Sunday, March 22, 2009

Change

No, I'm not running for president.

I've had a lot on my mind the last few weeks. All of which will be slowly unraveling themselves on this blog over the course of the next few months.

The first thing I will mention today is in reference to my change of mind for the degree I am currently pursuing. Yeah, huge eye opener happened for me this last Monday at class. We were supposed to make up the exam we had missed from the day that it snowed and school was closed; then the next Monday was spring break. Well, my professor forgot to cancel the guest speakers she had scheduled, so we could make up the exam. HUGE BLESSING for many reasons; one: she gave the exam to us to take home, two: I had missed all of the lectures for said exam because I was in Mexico getting skin cancer, and three: It gave me insight into what I was getting myself into, which is... more of what I hate about my current place of employment.

The guest speakers were very interesting. One of them was ranked #1 paralegal in NC by the National Assoc of Legal Assistants, and the other one was also something great, I can't quite recall. Well, one of the questions asked by a student turned all of this around for me. The question was simply: "What are the pros and cons of what you do?"
And their list of cons were exactly what my current list of cons are for what I do now. At that point my mind shut down and I couldn't get excited about ANYTHING they were talking about.

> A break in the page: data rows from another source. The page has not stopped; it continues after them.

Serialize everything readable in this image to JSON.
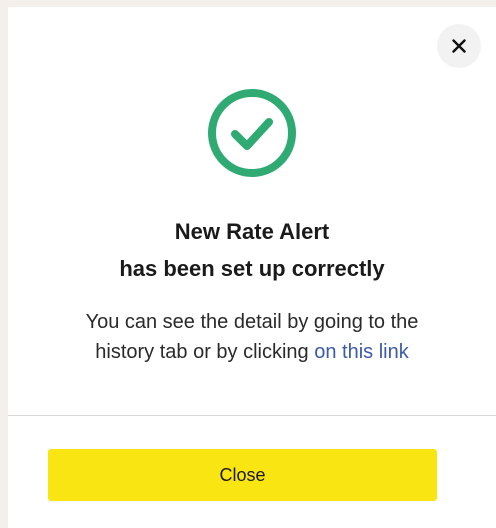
{
  "dialog": {
    "title_line1": "New Rate Alert",
    "title_line2": "has been set up correctly",
    "message_line1": "You can see the detail by going to the",
    "message_line2_prefix": "history tab or by clicking ",
    "link_text": "on this link",
    "close_button_label": "Close",
    "icons": {
      "dismiss": "close-x-icon",
      "status": "check-circle-icon"
    },
    "colors": {
      "success": "#2faa72",
      "button": "#f8e511",
      "link": "#3c5aa8"
    }
  }
}
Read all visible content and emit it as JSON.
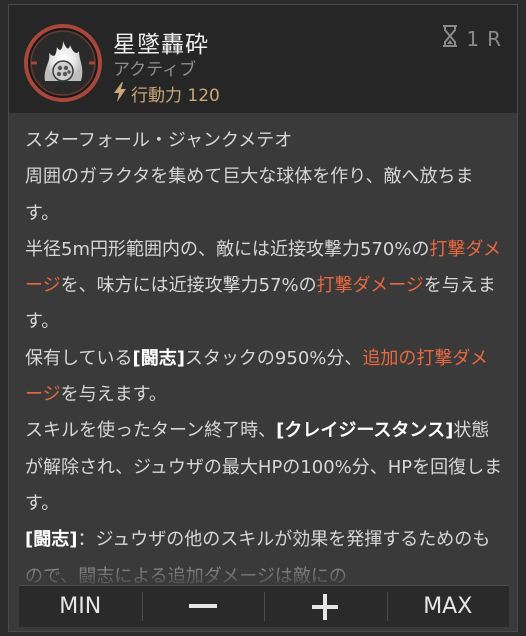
{
  "skill": {
    "name": "星墜轟砕",
    "type": "アクティブ",
    "ap_text": "行動力 120",
    "cooldown_value": "1",
    "cooldown_unit": "R"
  },
  "description": {
    "l1": "スターフォール・ジャンクメテオ",
    "l2": "周囲のガラクタを集めて巨大な球体を作り、敵へ放ちます。",
    "l3a": "半径5m円形範囲内の、敵には近接攻撃力570%の",
    "l3b": "打撃ダメージ",
    "l3c": "を、味方には近接攻撃力57%の",
    "l3d": "打撃ダメージ",
    "l3e": "を与えます。",
    "l4a": "保有している",
    "l4b": "[闘志]",
    "l4c": "スタックの950%分、",
    "l4d": "追加の打撃ダメージ",
    "l4e": "を与えます。",
    "l5a": "スキルを使ったターン終了時、",
    "l5b": "[クレイジースタンス]",
    "l5c": "状態が解除され、ジュウザの最大HPの100%分、HPを回復します。",
    "l6a": "[闘志]",
    "l6b": "：ジュウザの他のスキルが効果を発揮するためのもので、闘志による追加ダメージは敵にの"
  },
  "controls": {
    "min": "MIN",
    "decrease": "−",
    "increase": "+",
    "max": "MAX"
  },
  "colors": {
    "accent_red": "#e8693f",
    "ap_gold": "#c8a878"
  }
}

So that's that. I do, however, have some idea of what I may change my degree to. I LOVE my computers class. I love working on computers. I love design. hmmmmm. I think I am finally embracing the fact that I may just be a computer nerd.

I've been doing ALOT of thinking about this. I just don't think I was meant to work FOR anybody. Looking back at my life, I never have. I ran my own successful business in high school for 3 years. Paid for my car and volleyball clubs myself, and then onto college where volleyball continued to pay the way for me. Then I met Spencer, and we moved so often for the company he was working for, that I just decided to get a job where he worked so we could be employed and transferred together, and that's how I got to do what I have been doing. Now that Spencer has left the company, I have been getting this itch to finally finish school, so I can really get to do what I want to do. And Im not exactly sure what that is yet, but I DO know that I want to do it on my own time and terms.

That's all for today. Tune in next week for Part II Mid-life Crisis Cont.

1 comment:

Dmcguire25 said...

No matter what you decide, I am so proud of you and I know whatever you choose will be great! It is so frustrating to get into school and then realize you hate it! At least you have the power to change that and not continue in something you hate!!! Keep us informed!